The objective of replacement medications, is to reduce the severity of withdrawal symptoms by detoxing the body over a period of time. Eventually, the dosage of treatment medication is tapered down so that the user becomes free from both drugs.

Intensive counseling and behavior therapy are also required to treat opioid addiction. These work to correct dysfunctional behaviors and attitudes surrounding addictive drug use, and replace them with healthy habits and new coping skills for living life without the need for drugs.

Sedative Treatment: treating an addiction to sedative medications requires careful medical supervision, as quitting use suddenly can cause potentially life-threatening withdrawal symptoms that require emergency medical assistance. Detoxing from sedative medications should be conducted slowly over a period of time, with the dosage level being carefully tapered down until the person is free from the drug.

Intensive counseling and behavioral therapy is also required to address the psychological triggers behind addictive drug use.

Stimulant Treatment: there are no FDA-approved medications for treating addiction to stimulant medications. However, the intense psychological addiction is perhaps the most difficult of all prescription medication addictions to treat. The user may experience relatively mild physical withdrawal symptoms during detox, but the intense psychological symptoms are often enough to drive an addicted person to relapse back into a cycle of drug abuse just to make it stop.

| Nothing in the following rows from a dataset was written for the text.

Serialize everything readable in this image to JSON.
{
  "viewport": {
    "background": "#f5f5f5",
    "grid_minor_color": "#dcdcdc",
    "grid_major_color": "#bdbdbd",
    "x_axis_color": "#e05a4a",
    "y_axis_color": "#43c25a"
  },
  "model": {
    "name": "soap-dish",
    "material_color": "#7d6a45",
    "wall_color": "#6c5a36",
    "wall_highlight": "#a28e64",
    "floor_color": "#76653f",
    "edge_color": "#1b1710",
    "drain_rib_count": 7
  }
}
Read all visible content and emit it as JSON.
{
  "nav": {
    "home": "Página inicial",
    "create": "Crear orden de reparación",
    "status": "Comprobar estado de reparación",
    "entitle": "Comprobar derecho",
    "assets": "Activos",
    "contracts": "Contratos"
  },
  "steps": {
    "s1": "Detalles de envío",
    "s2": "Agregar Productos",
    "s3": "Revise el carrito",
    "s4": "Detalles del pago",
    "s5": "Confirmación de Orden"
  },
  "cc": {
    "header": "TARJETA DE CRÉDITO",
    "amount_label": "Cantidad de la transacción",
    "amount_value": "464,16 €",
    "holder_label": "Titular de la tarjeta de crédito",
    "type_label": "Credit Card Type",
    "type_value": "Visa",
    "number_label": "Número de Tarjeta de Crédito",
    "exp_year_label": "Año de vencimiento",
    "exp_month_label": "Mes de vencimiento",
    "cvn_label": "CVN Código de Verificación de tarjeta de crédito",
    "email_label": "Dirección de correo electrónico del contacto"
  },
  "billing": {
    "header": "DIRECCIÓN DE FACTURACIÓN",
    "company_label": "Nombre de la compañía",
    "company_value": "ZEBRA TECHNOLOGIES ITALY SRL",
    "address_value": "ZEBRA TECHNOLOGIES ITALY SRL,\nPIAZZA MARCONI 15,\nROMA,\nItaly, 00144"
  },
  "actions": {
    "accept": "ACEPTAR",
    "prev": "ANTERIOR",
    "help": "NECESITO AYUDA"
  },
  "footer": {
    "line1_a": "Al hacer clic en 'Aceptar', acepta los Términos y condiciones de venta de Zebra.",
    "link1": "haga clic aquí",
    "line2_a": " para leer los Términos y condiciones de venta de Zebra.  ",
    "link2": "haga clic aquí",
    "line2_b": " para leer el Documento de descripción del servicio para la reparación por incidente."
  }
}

While the initial symptoms of acute withdrawal may occur during the first few days after the last dose, psychological withdrawal symptoms can be protracted and take weeks, or even months, to subside.

Symptoms include sleep disturbances, increased appetite, mental fog and confusion, anxiety, paranoia, irritability, agitation, vivid unpleasant dreams and nightmares, profound depression, suicidal thoughts and tendencies.

Why Seek Professional Treatment?

There is no need to live in the grip of prescription drug addiction, especially when there is a significant amount of professional help available. Seeking professional treatment for drug addiction offers the best chance of making a full recovery.

Detoxing under medical supervision can make it easier to get through the detox process. Medical staff can administer medications that reduce the severity of any withdrawal symptoms that may emerge. Professional counseling and treatment also works to help people regain control of their life again and help them find healthy ways to live a productive life without drugs.